Stability of polygenic scores across discovery genome-wide association studies

HGG Adv. 2022 Jan 21;3(2):100091. doi: 10.1016/j.xhgg.2022.100091. eCollection 2022 Apr 14.

Abstract

Polygenic scores (PGS) are commonly evaluated in terms of their predictive accuracy at the population level by the proportion of phenotypic variance they explain. To be useful for precision medicine applications, they also need to be evaluated at the individual level when phenotypes are not necessarily already known. We investigated the stability of PGS in European American (EUR) and African American (AFR)-ancestry individuals from the Philadelphia Neurodevelopmental Cohort and the Adolescent Brain Cognitive Development study using different discovery genome-wide association study (GWAS) results for post-traumatic stress disorder (PTSD), type 2 diabetes (T2D), and height. We found that pairs of EUR-ancestry GWAS for the same trait had genetic correlations >0.92. However, PGS calculated from pairs of same-ancestry and different-ancestry GWAS had correlations that ranged from <0.01 to 0.74. PGS stability was greater for height than for PTSD or T2D. A series of height GWAS in the UK Biobank suggested that correlation between PGS is strongly dependent on the extent of sample overlap between the discovery GWAS. Focusing on the upper end of the PGS distribution, different discovery GWAS do not consistently identify the same individuals in the upper quantiles, with the best case being 60% of individuals above the 80th percentile of PGS overlapping from one height GWAS to another.
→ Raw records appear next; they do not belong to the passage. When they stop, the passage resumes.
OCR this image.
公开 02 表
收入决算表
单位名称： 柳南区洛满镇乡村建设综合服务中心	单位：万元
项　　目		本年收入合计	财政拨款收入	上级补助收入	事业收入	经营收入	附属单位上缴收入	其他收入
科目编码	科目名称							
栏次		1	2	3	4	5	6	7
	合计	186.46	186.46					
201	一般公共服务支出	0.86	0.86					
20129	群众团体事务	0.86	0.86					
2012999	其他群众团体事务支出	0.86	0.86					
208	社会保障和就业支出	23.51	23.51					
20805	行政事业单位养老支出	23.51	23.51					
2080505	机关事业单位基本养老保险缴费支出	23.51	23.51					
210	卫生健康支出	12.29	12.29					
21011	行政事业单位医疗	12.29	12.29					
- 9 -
The degree of overlap decreases sharply as higher quantiles, less heritable traits, and different-ancestry GWAS are considered. PGS computed from different discovery GWAS have only modest correlation at the individual level, underscoring the need to proceed cautiously with integrating PGS into precision medicine applications.

Keywords: Adolescent Brain Cognitive Development study; African American; PRS-CS; PTSD; Philadelphia Neurodevelopmental Cohort; UK Biobank; ancestry; height; methods development; type 2 diabetes.